Suggested Practices for Better OCR Results

July 19, 2004 | KB: 1000643
Laserfiche 6, Plus 6, Scanning 6

Summary

Optical Character Recognition is used to create text from a scanned image. Follow these suggested practices to achieve better OCR Results:

  • OCR only those images that have clear typewritten or printed text. Do not OCR images that contain handwritten text, photographs, or other artwork.
  • If your document has no typewritten or typeset text, you can use templates to carefully categorize the document for easy retrieval later.
  • Remember that image-only documents can still be retrieved by searching the fields.
  • OCR only those images with text that reads from left to right on the page. If you can clearly read the text on an image without needing to rotate it, the image will translate properly.
  • Text that appears too dark or too light may OCR, but with mixed results.
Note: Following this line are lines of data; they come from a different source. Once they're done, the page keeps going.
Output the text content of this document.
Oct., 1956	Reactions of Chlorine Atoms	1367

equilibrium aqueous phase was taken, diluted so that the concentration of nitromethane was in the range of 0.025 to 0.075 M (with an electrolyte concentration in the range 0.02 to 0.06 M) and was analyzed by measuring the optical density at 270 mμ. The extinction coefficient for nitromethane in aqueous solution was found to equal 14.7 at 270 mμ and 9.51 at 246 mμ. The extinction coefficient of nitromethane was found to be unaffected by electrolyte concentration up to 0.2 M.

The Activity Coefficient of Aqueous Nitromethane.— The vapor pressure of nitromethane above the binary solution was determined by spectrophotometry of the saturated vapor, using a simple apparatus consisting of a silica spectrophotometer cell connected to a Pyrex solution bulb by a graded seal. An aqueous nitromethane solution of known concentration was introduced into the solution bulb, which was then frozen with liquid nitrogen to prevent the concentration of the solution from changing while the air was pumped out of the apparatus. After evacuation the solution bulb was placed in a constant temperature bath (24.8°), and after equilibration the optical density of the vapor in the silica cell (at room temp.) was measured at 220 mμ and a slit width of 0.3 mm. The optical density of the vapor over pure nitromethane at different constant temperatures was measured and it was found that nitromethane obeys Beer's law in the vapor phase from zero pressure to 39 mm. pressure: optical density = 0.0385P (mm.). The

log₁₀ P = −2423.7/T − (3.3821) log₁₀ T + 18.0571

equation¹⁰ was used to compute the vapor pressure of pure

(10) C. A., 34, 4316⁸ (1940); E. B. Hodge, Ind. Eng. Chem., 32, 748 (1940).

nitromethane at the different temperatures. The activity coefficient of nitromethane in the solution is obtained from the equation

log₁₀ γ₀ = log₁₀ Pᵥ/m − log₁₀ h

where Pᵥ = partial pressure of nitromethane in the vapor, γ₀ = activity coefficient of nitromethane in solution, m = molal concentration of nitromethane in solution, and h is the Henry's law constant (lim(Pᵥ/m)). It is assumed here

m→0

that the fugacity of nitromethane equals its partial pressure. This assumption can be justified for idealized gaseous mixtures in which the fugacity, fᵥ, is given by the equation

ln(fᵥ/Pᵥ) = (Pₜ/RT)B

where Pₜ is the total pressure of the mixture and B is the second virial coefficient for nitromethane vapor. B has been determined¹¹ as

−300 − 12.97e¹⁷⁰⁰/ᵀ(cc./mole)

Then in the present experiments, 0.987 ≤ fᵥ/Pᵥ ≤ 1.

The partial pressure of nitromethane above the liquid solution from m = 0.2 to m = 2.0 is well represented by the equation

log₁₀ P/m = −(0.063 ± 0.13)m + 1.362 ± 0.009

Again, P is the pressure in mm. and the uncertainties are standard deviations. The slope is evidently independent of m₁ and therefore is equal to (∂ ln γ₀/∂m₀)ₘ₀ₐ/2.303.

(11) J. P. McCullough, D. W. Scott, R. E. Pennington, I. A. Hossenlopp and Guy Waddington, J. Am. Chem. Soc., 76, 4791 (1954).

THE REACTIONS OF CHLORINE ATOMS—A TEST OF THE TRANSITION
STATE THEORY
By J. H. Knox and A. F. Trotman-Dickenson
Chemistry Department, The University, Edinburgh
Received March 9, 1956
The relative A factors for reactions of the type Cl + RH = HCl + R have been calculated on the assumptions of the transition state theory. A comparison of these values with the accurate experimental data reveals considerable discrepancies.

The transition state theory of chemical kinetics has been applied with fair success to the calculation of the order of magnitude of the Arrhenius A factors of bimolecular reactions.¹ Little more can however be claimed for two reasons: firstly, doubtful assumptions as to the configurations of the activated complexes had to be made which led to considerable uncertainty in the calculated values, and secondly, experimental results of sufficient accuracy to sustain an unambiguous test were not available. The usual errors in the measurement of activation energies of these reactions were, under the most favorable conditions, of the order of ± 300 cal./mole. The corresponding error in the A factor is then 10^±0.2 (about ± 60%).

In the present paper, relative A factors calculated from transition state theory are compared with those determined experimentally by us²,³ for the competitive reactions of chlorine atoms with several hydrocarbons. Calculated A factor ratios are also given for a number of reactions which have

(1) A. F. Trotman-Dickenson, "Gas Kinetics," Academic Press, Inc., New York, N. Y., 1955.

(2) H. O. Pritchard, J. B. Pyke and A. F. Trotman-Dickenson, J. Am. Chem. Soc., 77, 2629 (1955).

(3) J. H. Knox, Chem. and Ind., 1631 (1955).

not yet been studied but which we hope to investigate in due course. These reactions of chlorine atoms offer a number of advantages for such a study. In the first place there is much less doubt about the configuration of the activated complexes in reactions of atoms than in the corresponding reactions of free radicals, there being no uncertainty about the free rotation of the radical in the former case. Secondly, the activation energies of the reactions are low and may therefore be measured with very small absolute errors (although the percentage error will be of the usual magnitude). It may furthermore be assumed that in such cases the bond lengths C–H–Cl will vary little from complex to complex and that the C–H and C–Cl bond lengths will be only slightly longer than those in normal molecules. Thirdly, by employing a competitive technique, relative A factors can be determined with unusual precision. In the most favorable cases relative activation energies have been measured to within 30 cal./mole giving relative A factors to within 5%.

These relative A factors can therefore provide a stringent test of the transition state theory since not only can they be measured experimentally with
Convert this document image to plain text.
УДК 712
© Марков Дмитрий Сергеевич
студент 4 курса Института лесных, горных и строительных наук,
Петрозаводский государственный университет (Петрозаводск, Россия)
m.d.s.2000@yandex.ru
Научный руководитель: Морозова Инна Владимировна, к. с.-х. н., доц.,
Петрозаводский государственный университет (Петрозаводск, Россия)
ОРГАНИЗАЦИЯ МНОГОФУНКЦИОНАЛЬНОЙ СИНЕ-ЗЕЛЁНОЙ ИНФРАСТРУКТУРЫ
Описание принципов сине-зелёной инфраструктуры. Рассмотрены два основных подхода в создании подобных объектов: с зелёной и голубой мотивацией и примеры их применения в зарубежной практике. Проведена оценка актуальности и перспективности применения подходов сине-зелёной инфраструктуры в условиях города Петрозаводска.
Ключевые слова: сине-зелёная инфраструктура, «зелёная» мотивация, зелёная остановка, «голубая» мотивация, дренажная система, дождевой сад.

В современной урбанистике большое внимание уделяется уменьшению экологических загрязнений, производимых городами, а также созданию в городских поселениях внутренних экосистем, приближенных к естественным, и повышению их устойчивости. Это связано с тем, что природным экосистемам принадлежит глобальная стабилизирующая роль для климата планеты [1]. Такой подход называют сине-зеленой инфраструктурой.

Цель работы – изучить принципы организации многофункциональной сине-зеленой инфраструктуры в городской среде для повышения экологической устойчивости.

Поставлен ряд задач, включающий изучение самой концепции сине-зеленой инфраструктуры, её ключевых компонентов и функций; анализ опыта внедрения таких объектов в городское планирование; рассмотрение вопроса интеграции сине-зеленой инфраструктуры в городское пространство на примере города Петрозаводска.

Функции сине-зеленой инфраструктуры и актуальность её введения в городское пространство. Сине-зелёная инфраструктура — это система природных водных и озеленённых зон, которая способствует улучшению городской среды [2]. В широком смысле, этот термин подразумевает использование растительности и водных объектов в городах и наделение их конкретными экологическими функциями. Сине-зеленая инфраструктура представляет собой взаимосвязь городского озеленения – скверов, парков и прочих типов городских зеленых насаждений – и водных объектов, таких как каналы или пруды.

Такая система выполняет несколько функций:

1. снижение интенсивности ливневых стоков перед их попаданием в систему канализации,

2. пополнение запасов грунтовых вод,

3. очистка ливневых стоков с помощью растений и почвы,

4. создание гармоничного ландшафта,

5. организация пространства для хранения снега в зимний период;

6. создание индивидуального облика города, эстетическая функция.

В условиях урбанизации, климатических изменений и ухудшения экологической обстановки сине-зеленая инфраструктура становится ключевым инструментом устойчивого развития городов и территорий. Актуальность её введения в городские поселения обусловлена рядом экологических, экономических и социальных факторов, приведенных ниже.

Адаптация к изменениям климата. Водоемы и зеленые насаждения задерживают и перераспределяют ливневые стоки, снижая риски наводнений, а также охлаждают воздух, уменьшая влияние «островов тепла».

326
If the text on the image appears too dark, zoom in on the questionable area. If the letters do not run together, the text should OCR. On the other hand, if the image is too light, zoom in to see if any of the characters have gaps in them. If there are no gaps, the text should OCR.
  • If the scanned image appears too dark or faded on your monitor, OCR may misinterpret the text. The clearer the image, the more accurate the text translation. As a general rule, if the letters of text on an image are complete but not touching when displayed in the zoom mode, OCR should translate the text accurately.
  • To correct images that are too light or too dark, you must re-scan them. The lightness/darkness controls on your document window only affect your monitor display.
  • The OCR engine recognizes most typed and typeset text between 6 and 24 points in size. Ultimately, the accuracy of the OCR depends largely on the clarity of the paper original.
  • LaserFiche cannot perform full-text indexing or full-text searches on documents with more than about one megabyte of text. If you are scanning or importing a long document such as a book, you may want to break it up into several smaller documents.